Sunday, September 11, 2011

Where Was I That Day?

So I know this is a food blog and I know this may not be the forum for it, but this is my forum.  My megaphone.  My chance to speak my piece.  I can't go through this entire day without sharing some thoughts.  Not today.  Not on September 11th.



There are plenty of specials on television tonight and there have been lot's of memorial services held today.  Some channels have been playing specials all week long leading up to the tenth anniversary of that fateful day.  I don't have to watch any more footage of that day.  My memory doesn't need any jogging.

My September 11th, 2001, began as I was living in suburban Chicago.  Thousands of miles from the epicenter of activity.  At the time I was working part-time at the Clarendon Hills Fire Department and was contemplating the pursuit of a full-time career in public service.  On that day, I awoke and got in the shower to get ready for my workday.  Shortly after I got out my phone rang.  My future wife called and told me to turn on the news.  We stood there talking on the phone in our separate apartments and watching the news coverage when we both saw the second plane hit the second tower.  It took a moment for it all to compute.

The rest of my day was spent glued to the television.  We barely got any work accomplished as we learned of the crash in Pennsylvania and the crash at the Pentagon.  It all seemed surreal and as a firefighter, I couldn't help but feel a sense of helplessness.  I have always had an overwhelming desire to help others and on that day I had to just sit and watch.  The writer in me felt helpless as well.  Some of the greatest writers cut their teeth on the experience of war.  Hemingway had his war and yet I was stuck between the Iraq War that once was and the war on terror that was just about to begin.  My time in military service occurred between the two.

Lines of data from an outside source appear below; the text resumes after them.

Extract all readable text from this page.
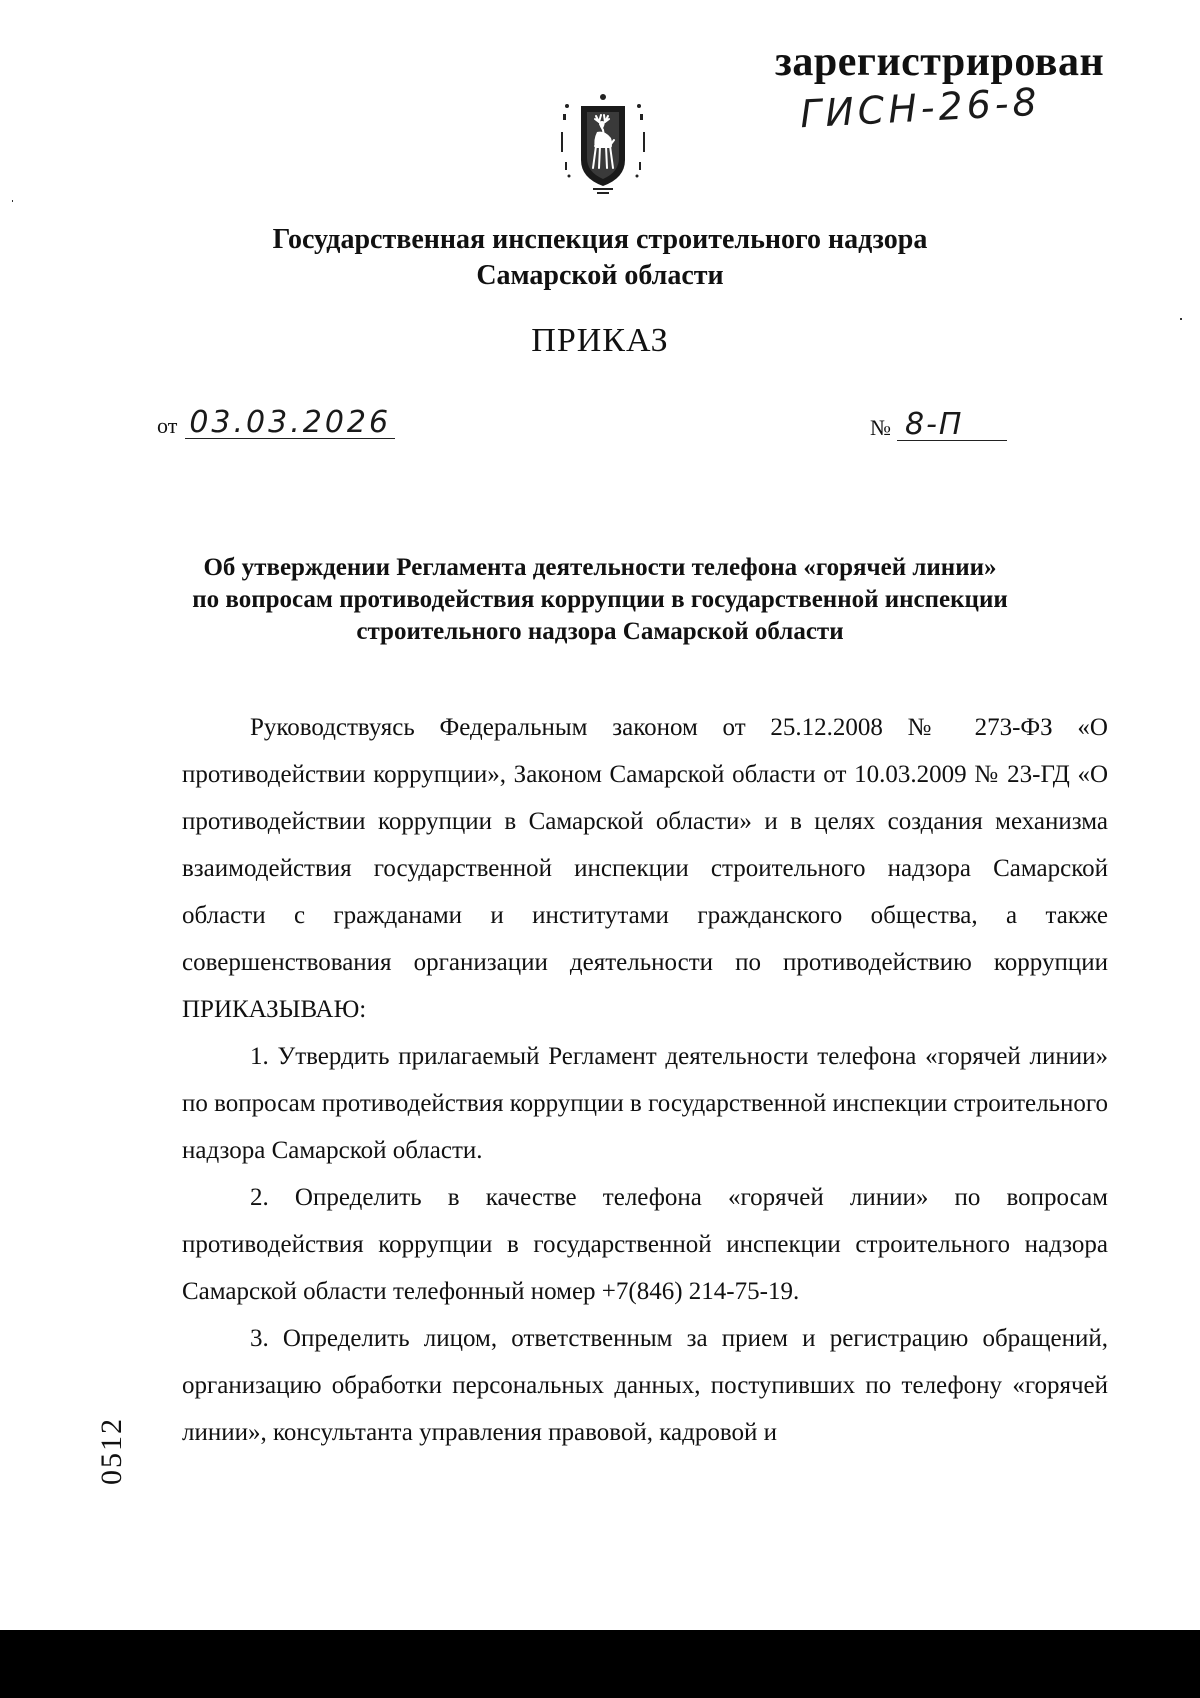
зарегистрирован
ГИСН-26-8
Государственная инспекция строительного надзора
Самарской области
ПРИКАЗ
от 03.03.2026	№ 8-П
Об утверждении Регламента деятельности телефона «горячей линии»
по вопросам противодействия коррупции в государственной инспекции
строительного надзора Самарской области

Руководствуясь Федеральным законом от 25.12.2008 № 273-ФЗ «О противодействии коррупции», Законом Самарской области от 10.03.2009 № 23-ГД «О противодействии коррупции в Самарской области» и в целях создания механизма взаимодействия государственной инспекции строительного надзора Самарской области с гражданами и институтами гражданского общества, а также совершенствования организации деятельности по противодействию коррупции ПРИКАЗЫВАЮ:

1. Утвердить прилагаемый Регламент деятельности телефона «горячей линии» по вопросам противодействия коррупции в государственной инспекции строительного надзора Самарской области.

2. Определить в качестве телефона «горячей линии» по вопросам противодействия коррупции в государственной инспекции строительного надзора Самарской области телефонный номер +7(846) 214-75-19.

3. Определить лицом, ответственным за прием и регистрацию обращений, организацию обработки персональных данных, поступивших по телефону «горячей линии», консультанта управления правовой, кадровой и

0512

In the days after, we learned about those who perished and we saw the iconic images capturing the events.  My wife has no interest in re-living any of those images, but for me I see the importance in remembering.  The need to not forget the past.  Despite being thousands of miles away, it all hit home in two significant ways.

First, we quickly learned that one member of our suburban Chicago church was flying from Boston to Los Angeles on that day and he perished when the plane he was a passenger on flew into a tower.  I didn't know him very well, but as soon as I saw the picture of him I recognized him.  That suddenly brought the whole thing closer to home.  My little bubble of safety had burst.

The second thing was something that I had never experienced as an adult and something that was all too disturbing.  As the attacks were occurring, the FAA ordered all of the aircraft in the United States to land.  Never before and never since has this been done.  Living in Chicago, you become used to the constant sound and sight of planes arriving and departing from O'Hare and Midway airports.  Each night as the ban on flight was in effective, I'd walk outside and peer up at the skies.  I remember that the nights were all cool and clear in Chicago.  You could see the handful of stars visible in such an urban setting, but none of them were moving.  It was unnerving to know that the handful of terrorists who executed their plan that day had such a profound effect on our country.

Now 10 years later, I live with some guilt.  I went on to serve others as a police officer and while my time in public service has been rewarding and has enabled me to help a number of people, more than I will likely ever know, but I still feel guilty that all I could do on that day was to watch it all unfold on television.  It bothers me that I couldn't help more and I suspect that most of us all harbor some guilt that we were where we were on that day and not right there to help.  Even those who were there and who did help out had to feel helpless, too.  Helpless as they didn't know what exactly was happening or when the next attack would occur.  Helpless that they could stop physics.  That they could prevent the catastrophic collapse of those towers.

Tonight I sat watching the Sunday night football game with my family and the game opened with the playing of taps.  My daughter said, 'I heard that song this afternoon, daddy.'  I told her that they play that song when important people die.  She didn't ask another question.  The moment had passed for the six year old, but not for me.  A lot of important people died on that day.  And many more have died in the years since in Iraq and Afghanistan.  You can watch lots of specials about who was right or wrong in the war on terror, but at the end of the day I rejoice in the knowledge that there are thousands of brave men and women in this country serving in the military, the fire service, law enforcement and emergency services.  People that will run into a dangerous situation without regard to their own safety hoping to save anyone they can.  Every September 11th stings and it likely always will, but today is a day to remember those lost and to praise those who continue to serve.  Let us not forget those who died, yet remember them as the true superheroes among us.  God Bless America!